I personally don’t share many of Yana Toom’s views and opinions on citizenship, life in Estonia, or foreign policy for example. But I am ready to defend her freedom to hold those views.
Therefore I don’t find the suggestion overly compelling that many of those in the Reform Party, (the very party which granted Toom her citizenship in the first place, under former Prime Minister Andrus Ansip) have implied, ie. that an amendment to the law would be a way of giving Toom her just deserts. This would in fact be little more than a slippery slope towards more infringements on freedom of opinion.
In the broader scale of things this might appear as working in the Reform Party’s favour inasmuch as it could have the effect of painting them as a credible opposition party in the run-up to the elections in 2019, and moreover as being a particularly Estonian-minded party in contrast to Centre Party as the Russian-leaning party.
The party’s new leader, Kaja Kallas, has havered on stating directly that the party would take on such a strongly oppositional role. Nevertheless, recent activities which the Centre Party has been involved with, such as a working cooperative agreement with the ruling United Russia Party, or Toom’s own visits to Syria and with it her tacit approval of the Assad regime, are so controversial that the temptation for them to be used for political capital by Reform is strong.
The only way for the Reform Party to deflect suspicions of scapegoating Toom is to relinquish the ‘special merit’ provision in the Bill, not least because the law on citizenship defines quite rigorously in what cases a person can and can’t qualify for ‘special merit’. If anything is found wanting, the legal basis is already in place for dealing with such situations and there is no need for this addition to the bill. In short, someone involved in cirminal activities is hardly likely to be a candiate for ‘special merit’ in the first place.

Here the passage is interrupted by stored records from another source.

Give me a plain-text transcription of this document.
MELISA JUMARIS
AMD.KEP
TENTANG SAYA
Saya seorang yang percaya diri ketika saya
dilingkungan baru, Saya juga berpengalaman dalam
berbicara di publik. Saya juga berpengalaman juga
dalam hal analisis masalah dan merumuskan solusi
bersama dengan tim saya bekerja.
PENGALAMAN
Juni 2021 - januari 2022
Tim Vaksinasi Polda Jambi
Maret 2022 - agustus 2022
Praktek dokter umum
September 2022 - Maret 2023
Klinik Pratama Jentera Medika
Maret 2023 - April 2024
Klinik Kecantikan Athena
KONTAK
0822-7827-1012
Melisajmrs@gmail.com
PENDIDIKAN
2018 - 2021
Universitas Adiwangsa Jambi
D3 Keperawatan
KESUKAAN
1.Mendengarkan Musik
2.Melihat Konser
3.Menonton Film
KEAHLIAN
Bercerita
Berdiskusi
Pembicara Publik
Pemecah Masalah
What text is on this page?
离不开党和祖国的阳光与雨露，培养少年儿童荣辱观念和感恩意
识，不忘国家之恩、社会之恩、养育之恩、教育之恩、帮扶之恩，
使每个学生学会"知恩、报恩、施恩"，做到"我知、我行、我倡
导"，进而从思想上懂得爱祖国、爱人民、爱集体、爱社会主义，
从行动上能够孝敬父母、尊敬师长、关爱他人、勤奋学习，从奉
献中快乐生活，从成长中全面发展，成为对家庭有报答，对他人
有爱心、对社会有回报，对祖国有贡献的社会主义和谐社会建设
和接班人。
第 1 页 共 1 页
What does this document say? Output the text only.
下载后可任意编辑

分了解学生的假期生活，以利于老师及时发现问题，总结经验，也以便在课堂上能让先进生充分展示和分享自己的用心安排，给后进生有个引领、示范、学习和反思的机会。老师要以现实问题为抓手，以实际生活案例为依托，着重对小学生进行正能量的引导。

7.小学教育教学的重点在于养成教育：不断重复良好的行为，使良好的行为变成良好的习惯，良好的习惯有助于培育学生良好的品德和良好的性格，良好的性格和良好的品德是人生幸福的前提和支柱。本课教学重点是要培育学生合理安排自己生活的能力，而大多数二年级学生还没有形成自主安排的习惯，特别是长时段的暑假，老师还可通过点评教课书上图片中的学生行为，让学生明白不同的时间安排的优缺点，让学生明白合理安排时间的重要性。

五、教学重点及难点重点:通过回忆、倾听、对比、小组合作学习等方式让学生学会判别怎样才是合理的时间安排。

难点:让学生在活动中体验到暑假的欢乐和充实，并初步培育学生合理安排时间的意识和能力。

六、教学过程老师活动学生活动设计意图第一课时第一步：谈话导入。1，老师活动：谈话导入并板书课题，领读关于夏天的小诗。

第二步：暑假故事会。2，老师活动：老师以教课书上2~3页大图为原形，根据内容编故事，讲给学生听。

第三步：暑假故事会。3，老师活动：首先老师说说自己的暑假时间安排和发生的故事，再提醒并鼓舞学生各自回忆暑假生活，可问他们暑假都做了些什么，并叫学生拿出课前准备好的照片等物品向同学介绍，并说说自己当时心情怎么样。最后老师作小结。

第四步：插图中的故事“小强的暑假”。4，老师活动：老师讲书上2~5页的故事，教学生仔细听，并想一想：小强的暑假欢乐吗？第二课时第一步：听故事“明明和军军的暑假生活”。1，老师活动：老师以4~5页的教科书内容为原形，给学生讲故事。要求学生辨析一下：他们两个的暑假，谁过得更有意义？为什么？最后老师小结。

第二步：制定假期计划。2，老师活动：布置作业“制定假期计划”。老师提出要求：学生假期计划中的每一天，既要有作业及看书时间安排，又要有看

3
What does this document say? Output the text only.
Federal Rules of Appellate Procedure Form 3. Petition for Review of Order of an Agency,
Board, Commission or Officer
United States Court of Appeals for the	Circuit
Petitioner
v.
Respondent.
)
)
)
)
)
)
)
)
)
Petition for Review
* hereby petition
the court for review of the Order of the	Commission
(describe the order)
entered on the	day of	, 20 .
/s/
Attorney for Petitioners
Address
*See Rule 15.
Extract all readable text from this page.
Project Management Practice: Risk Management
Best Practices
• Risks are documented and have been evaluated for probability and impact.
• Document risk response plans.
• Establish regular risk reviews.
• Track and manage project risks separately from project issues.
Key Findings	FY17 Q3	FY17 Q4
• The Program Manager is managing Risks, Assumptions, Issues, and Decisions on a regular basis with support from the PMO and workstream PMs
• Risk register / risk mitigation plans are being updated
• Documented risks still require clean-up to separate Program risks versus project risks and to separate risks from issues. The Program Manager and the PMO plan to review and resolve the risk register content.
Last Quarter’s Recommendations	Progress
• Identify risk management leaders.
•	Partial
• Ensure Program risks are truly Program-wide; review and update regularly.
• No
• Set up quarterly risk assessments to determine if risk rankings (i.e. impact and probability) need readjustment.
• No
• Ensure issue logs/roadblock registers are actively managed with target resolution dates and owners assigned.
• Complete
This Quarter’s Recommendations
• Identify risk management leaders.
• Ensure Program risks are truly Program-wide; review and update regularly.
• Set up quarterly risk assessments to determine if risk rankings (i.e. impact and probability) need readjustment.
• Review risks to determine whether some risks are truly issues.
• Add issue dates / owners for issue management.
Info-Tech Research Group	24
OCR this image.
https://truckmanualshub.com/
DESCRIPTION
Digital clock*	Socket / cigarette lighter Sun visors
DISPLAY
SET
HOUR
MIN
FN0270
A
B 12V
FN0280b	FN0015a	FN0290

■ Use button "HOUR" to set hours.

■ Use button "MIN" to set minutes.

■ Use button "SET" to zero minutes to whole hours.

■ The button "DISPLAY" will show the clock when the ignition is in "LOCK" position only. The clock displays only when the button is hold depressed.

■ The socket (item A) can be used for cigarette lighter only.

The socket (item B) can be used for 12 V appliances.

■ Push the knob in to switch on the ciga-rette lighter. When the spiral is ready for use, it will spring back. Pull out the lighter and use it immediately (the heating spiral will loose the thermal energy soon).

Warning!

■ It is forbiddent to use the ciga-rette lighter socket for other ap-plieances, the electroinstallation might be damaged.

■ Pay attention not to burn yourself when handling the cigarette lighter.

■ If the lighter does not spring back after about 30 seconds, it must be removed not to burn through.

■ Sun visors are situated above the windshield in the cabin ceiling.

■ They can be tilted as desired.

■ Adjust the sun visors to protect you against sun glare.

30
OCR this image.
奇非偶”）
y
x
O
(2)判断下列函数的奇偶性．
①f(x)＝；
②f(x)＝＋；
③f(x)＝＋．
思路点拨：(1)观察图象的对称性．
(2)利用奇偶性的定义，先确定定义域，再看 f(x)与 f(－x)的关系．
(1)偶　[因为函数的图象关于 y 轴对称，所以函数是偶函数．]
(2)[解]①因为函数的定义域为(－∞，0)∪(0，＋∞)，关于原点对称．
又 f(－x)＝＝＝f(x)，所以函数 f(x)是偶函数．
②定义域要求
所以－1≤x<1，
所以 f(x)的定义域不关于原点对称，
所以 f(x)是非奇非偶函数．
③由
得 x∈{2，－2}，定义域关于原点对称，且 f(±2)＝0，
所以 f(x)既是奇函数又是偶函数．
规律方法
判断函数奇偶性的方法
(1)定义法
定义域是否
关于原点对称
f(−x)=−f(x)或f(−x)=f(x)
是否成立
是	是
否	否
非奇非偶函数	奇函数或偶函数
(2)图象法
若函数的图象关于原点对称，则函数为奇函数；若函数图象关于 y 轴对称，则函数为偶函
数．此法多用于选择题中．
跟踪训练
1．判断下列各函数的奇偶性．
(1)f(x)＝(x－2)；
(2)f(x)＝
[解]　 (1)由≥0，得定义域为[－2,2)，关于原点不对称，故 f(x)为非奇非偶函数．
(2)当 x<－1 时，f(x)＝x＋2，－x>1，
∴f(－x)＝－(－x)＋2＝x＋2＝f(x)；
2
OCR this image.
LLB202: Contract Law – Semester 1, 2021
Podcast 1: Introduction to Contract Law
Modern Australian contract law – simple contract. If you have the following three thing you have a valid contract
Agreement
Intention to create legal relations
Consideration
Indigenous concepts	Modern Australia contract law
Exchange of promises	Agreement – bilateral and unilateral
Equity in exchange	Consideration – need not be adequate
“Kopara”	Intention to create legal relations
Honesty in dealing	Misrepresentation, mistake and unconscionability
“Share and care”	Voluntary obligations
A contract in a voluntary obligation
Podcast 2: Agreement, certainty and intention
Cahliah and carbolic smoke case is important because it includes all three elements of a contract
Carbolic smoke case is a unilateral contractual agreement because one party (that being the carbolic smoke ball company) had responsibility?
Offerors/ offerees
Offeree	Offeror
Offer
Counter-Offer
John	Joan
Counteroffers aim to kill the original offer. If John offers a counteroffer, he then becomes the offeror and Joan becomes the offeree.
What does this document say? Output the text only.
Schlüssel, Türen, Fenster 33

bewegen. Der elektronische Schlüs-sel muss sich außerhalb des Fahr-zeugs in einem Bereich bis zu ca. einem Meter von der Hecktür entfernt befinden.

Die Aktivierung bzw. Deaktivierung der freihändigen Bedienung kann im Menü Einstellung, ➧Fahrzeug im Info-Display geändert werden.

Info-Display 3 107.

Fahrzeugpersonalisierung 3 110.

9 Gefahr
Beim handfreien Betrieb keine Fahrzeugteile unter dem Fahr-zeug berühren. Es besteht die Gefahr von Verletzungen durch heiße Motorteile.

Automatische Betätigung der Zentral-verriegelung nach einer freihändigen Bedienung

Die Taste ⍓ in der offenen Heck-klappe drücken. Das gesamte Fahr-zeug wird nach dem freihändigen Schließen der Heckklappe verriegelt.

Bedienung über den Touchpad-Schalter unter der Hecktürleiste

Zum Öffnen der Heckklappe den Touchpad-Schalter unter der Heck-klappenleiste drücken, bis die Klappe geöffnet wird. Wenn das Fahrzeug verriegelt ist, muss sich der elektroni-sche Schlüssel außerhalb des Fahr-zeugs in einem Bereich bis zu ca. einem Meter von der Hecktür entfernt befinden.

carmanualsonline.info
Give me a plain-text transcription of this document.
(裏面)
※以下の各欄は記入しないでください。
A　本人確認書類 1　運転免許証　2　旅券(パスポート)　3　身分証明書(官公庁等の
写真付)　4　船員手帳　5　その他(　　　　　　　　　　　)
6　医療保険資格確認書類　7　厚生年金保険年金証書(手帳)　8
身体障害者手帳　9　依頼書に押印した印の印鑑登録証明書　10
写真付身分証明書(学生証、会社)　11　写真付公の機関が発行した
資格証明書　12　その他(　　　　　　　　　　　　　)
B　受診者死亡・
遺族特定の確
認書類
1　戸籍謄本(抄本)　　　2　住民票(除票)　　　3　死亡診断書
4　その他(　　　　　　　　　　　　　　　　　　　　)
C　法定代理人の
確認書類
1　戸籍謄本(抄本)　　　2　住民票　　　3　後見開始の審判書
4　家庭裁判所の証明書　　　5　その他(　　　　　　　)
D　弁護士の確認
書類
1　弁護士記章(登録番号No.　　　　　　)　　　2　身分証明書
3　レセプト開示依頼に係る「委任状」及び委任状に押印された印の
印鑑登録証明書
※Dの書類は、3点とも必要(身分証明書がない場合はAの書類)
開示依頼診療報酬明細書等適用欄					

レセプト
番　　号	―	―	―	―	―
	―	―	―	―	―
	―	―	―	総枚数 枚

If they don’t do this, then the Reform Party run the risk of the electorate picking up on this maneuvering, and it potentially backfiring, going into the 2019 general elections.
*Ethnic Estonians have been living in the disputed Abkhazia region of the present-day independent state of Georgia since the nineteenth century. Their right of return citizenship was guaranteed for one year by the 1920 Treaty of Tartu, which dealt with Estonian independence, but in practice this was obstructed by the distant location of the territory and turbulence and upheaval through the twentieth century. Around 170 ethnic Estonians were resettled to Estonia during the Abkhazian War of 1992 which followed the break up of the Soviet Union.